Без десяти восемь Бриггс внес в малую гостиную поднос с графином хереса и бокалами. Ровно в восемь он ударил в большой китайский гонг в холле. Это была совершенно ненужная часть ритуала, поскольку он сам видел, что все пятеро гостей уже собрались; но он наслаждался этим именно как частью ритуала. Глубокий медный звук разнесся по большому полупустому дому, проникая в обветшалые свободные комнаты, в которых никто не гостил с Первой мировой, и эхом отдаваясь в помещениях для слуг, где вряд ли можно будет когда-нибудь снова увидеть слуг. Как ни странно, единственным человеком, который, кажется, разделял удовольствие, получаемое Бриггсом от этого звука, был сэр Джулиус, который снова на мгновение оказался во власти прошлого очарования.
– Чудесный тон у этого старого гонга, – заметил он, обращаясь к леди Камилле. – Я помню, что при открытых окнах его было слышно даже на другой стороне парка. Нет никого лучше китайцев в изготовлении подобных вещей. Помню, отец рассказывал мне, что этот гонг – часть трофеев, захваченных в Зимнем Дворце в Пекине. Великие были времена, великие!
– Надеюсь, сэр Джулиус, вы не хотите сказать, что разграбление Зимнего Дворца было похвальной страницей в истории нашей страны? – вмешалась миссис Карстерс.
– Сударыня, я лишь констатирую тот факт, что этот гонг – из Зимнего Дворца в Пекине, – с явным раздражением ответил сэр Джулиус.
– Прошу прощения, – неуверенно обратился доктор Боттвинк к Камилле, пока язвительная дискуссия продолжилась и перешла к событиям Ихэтуаньского восстания [10] в 1900 году, – но откуда бы ни прибыл этот инструмент, он, если я не ошибаюсь, сигнализирует время обеда?
– О да, – уверила его Камилла, – именно к нему он и призывает.
– Тогда почему нам не послушаться этого призыва и не пройти в столовую?
– Так не полагается. Бриггс ведь еще не объявил о том, что обед подан. Он всегда ждет еще три минуты.
– Я понял. Ввиду того, что язык гонга, будучи китайским, вероятно, звучит неоднозначно, необходимо, чтобы этот призыв был подкреплен объявлением, сделанным на простом английском языке.
– На
– Простой английский? – повторил доктор Боттвинк. – Я понимаю, что вы имеете в виду, леди Камилла. Вы сказали бы, что на этом языке я не имею права говорить. Возможно, на языке Шекспира и Джонсона, которым я овладел. Но то, что вы зовете простым английским – эта последовательность ворчания и вариаций одной неопределенной гласной, при помощи которых решили общаться девять десятых населения этого острова…
– Обед подан! – торжественное объявление Бриггса избавило историка от необходимости придумывать конец предложения, которое стремительно становилось все более запутанным.
– Пойдемте в столовую, – предложил Роберт, впервые заговорив.

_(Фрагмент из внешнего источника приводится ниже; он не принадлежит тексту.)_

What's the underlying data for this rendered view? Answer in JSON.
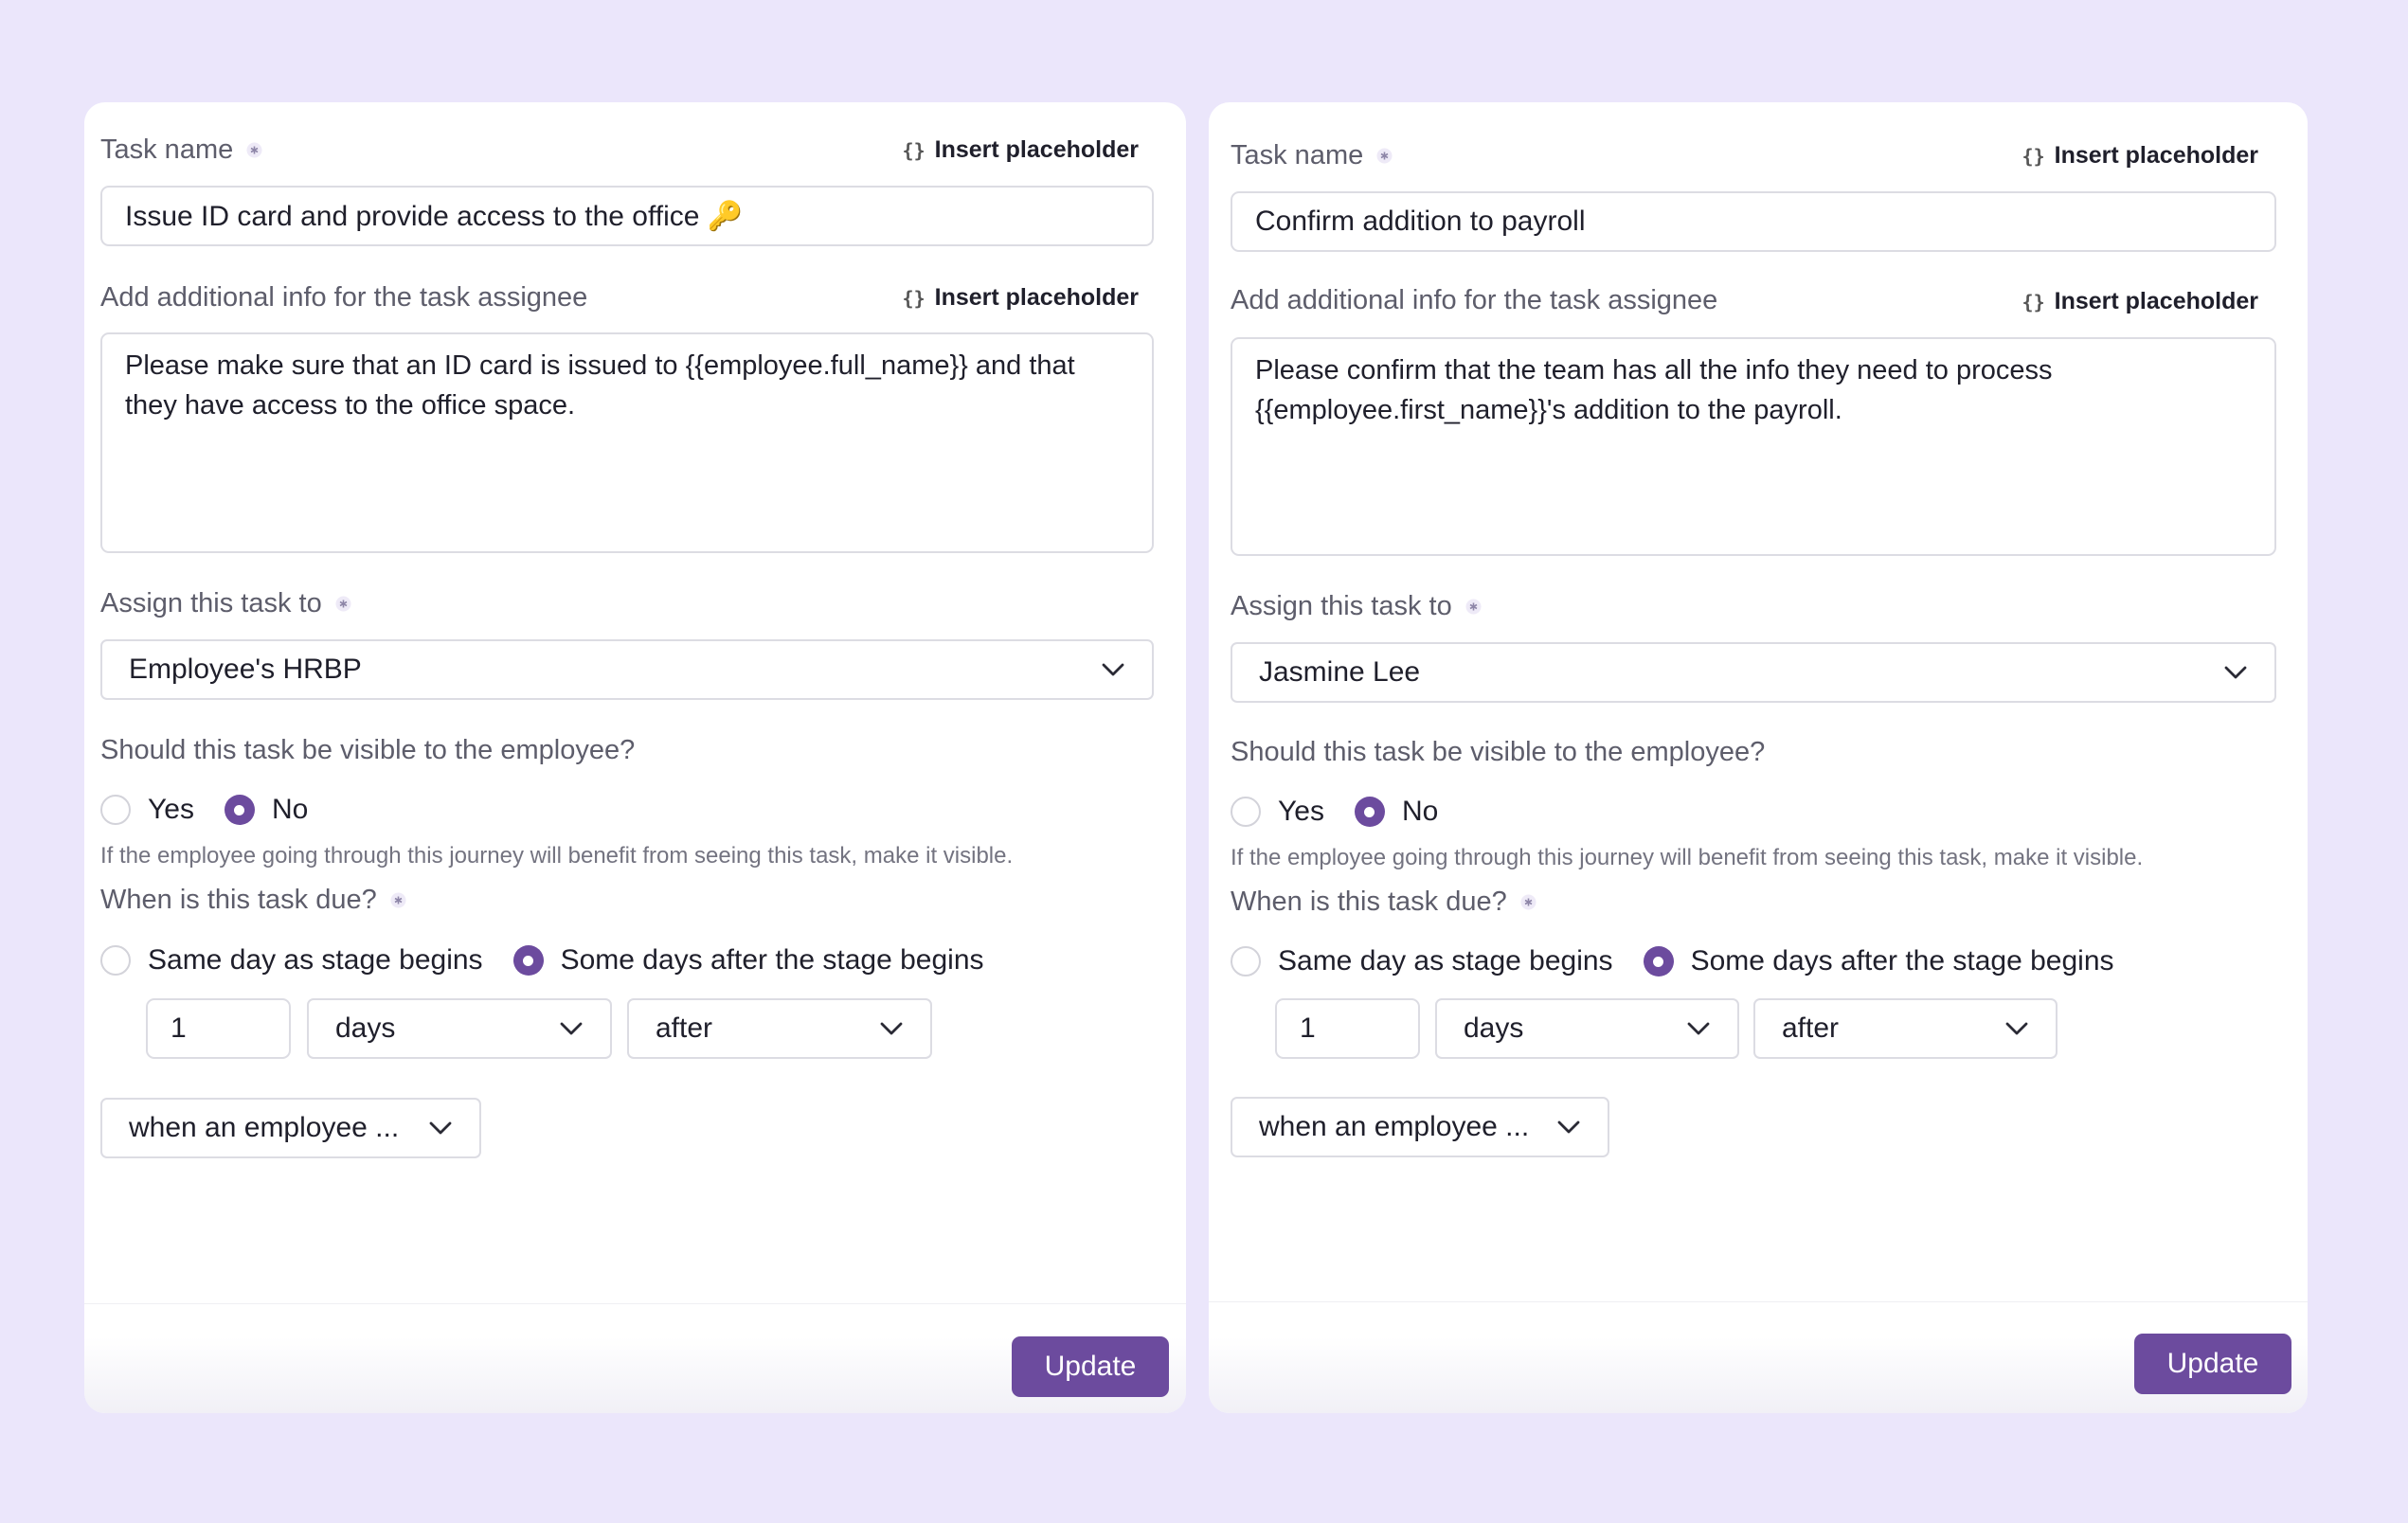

Обеденный стол представлял собой маленький остров посреди просторной комнаты, и в столовой было очень холодно, как и предсказывал Бриггс. Неудачно подобранная компания гостей уселась за стол в подавленном настроении. Роберт занял место во главе стола, но помимо этого, не проявлял никаких намерений исполнять долг хозяина. Он ел то, что перед ним ставили, обильно пил и ничего не говорил. Его явная скука по поводу всего происходящего задала тон рождественскому обеду, который обещал быть поразительно безрадостным. Однако понемногу еда и спиртное стали оказывать на гостей свое влияние. Гости, начиная с миссис Карстерс, чью болтливость было ничем не обуздать надолго, пытались поддерживать то и дело прерывавшуюся беседу. И все же за столом царила атмосфера скованности и напряженности, которую им трудно было с себя стряхнуть. Краткие вспышки разговора перемежались долгими паузами, которые были наполнены гнетущим предчувствием чего-то дурного, и это нельзя было объяснить лишь температурой воздуха в столовой.
В конце концов именно доктор Боттвинк спас ситуацию и поспособствовал тому, что обед закончился более оживленно, чем можно было предположить в самом его начале. Очевидно, памятуя о советах Камиллы, он задал сэру Джулиусу вопрос о ловле рыбы на мушку. Государственный муж посмотрел на него с неприкрытым удивлением. Надо же, почти читалось на его лице, этот смешной маленький иностранец, оказывается, может быть человеком.
– А вы рыбак? – недоверчиво спросил он.
– В юности я очень любил это занятие, – спокойно сказал доктор Боттвинк. – В моей стране есть вполне сносные ручьи с форелью. Конечно, – извиняющимся тоном добавил он, – они ни в какое сравнение не идут с маркширскими реками, но по-своему они вполне хороши.